- Second baseman
- Born: June 16, 1916 New York City, New York, U.S.
- Died: October 28, 1969 (aged 53) Philadelphia, Pennsylvania, U.S.
- Batted: RightThrew: Right

MLB debut
- September 22, 1943, for the Philadelphia Athletics

Last MLB appearance
- July 4, 1944, for the Philadelphia Athletics

MLB statistics
- Batting average: .212
- Home runs: 0
- Runs batted in: 11
- Stats at Baseball Reference

Teams
- Philadelphia Athletics (1943–1944);

= Joe Rullo =

American baseball player (1916-1969)

Joseph Vincent Rullo (June 16, 1916 – October 28, 1969) was an American professional baseball player.

Rullo attended South Philadelphia High School where he was not selected for the school's baseball team because he was too small. He nonetheless earned a professional contract on the strength of his play in sandlot ball.

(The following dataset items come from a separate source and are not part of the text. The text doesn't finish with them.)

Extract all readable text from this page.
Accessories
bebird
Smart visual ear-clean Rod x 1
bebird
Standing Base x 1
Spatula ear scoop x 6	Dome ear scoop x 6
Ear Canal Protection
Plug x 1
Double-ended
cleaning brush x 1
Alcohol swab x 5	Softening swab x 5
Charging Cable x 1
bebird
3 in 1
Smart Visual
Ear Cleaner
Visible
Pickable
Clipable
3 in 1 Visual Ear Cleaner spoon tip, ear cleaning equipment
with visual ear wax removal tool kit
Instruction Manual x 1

He was a second baseman over parts of two seasons (1943–44) with the Philadelphia Athletics. For his career, he compiled a .212 batting average in 151 at-bats, with 11 runs batted in.

After his playing career ended, he spent several seasons as a minor league manager.

He was born in New York City and died in Philadelphia, at the age of 53.